Tanto na prisão de 2013 quanto na mais recente, no Complexo do Alemão, as únicas testemunhas do processo são policiais. Isso é possível graças a uma súmula do Tribunal de Justiça do Rio que admite que na falta de outras provas, basta o testemunho policial, medida que é também válida em São Paulo e é criticada por entidades de direitos civis. No caso da prisão no Complexo do Alemão, a Justiça não considerou pedidos da defesa de ouvir um conhecido da família de Braga, que alegou ter visto o rapaz ser coagido por policiais em um beco na favela.

A alegação da defesa era que o Braga ia a uma padaria quando foi abordado. Os três policiais militares que testemunharam contra Braga, e também os responsáveis pela sua prisão, disseram que patrulhavam a favela quando receberam a denúncia de que havia tráfico de drogas em um local conhecido como “sem terra”. O PM Victor Hugo alegou que quando ele e seu parceiro se aproximaram dos suspeitos, a maioria fugiu. Braga teria ficado parado e foi pego com uma sacola com papelotes de drogas com a inscrição da facção CV (Comando Vermelho), que domina a comunidade.

A defesa alega que os policiais assumiram que Braga era do tráfico ao ver sua tornozeleira eletrônica. Eles teriam plantado às drogas, numa manobra para forçar Braga a fornecer informações sobre a quadrilha que atua na região. A defesa afirma que Braga foi inclusive coagido a consumir cocaína quando estava na viatura a caminho da delegacia.

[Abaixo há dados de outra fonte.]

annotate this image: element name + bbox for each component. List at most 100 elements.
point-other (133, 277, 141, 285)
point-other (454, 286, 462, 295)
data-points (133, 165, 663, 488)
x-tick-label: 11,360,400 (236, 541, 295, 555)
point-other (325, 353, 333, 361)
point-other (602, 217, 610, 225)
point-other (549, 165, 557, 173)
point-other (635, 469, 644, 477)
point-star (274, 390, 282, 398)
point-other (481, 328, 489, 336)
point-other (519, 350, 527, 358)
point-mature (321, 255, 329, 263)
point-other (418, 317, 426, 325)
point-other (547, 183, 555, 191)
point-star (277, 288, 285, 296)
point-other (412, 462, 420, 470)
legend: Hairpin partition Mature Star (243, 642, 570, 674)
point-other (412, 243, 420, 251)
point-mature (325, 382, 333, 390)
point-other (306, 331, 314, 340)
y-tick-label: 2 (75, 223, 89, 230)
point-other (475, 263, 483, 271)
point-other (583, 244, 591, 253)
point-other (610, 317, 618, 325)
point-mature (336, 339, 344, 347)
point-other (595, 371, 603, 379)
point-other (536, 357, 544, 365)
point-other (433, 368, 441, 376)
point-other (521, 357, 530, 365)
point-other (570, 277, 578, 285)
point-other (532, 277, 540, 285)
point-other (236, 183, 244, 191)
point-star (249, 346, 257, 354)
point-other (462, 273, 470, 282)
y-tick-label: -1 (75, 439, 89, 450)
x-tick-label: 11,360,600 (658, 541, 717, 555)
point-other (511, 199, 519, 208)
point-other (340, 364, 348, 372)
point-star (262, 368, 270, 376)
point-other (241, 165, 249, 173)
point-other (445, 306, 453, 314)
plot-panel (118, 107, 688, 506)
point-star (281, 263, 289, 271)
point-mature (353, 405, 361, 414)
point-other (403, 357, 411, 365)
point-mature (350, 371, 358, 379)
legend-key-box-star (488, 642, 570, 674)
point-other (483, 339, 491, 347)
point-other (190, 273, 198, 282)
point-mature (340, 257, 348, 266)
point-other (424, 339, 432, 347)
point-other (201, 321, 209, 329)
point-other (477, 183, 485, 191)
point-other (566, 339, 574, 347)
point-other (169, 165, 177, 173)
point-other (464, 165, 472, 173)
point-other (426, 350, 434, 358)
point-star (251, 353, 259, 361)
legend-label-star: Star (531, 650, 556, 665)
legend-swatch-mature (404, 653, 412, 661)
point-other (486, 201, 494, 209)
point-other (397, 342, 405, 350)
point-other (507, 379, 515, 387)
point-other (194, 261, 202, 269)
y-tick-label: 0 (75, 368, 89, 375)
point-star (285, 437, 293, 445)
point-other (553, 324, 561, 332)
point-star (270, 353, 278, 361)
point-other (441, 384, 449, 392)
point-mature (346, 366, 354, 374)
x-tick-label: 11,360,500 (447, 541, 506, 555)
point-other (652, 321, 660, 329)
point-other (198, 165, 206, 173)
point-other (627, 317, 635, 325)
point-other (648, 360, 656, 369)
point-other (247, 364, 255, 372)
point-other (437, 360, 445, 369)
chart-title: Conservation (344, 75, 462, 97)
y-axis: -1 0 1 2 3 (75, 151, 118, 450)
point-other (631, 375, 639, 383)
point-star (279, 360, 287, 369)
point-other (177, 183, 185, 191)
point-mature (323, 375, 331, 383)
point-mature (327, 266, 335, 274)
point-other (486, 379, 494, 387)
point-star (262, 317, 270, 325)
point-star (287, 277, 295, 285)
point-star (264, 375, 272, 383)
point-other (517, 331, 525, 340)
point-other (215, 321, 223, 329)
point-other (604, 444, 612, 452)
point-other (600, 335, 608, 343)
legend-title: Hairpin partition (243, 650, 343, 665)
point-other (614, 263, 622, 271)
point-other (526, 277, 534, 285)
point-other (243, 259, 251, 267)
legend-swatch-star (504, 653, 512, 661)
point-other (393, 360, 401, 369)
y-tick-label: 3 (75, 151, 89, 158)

A defesa solicitou à Justiça acesso aos dados do GPS da tornozeleira eletrônica, como forma de levantar a rotina do réu e mostrar que ele não frequentava as bocas de fumo da região. Também foram pedidos os vídeos da câmera da sede da UPP (Unidade de Polícia Pacificadora) da Vila Cruzeira, assim como da viatura policial. Os dois pedidos foram negados pela Justiça. Antes de 2013, Braga já havia sido preso e condenado outras duas vezes por roubo a pedestre nos anos de 2006 e 2009.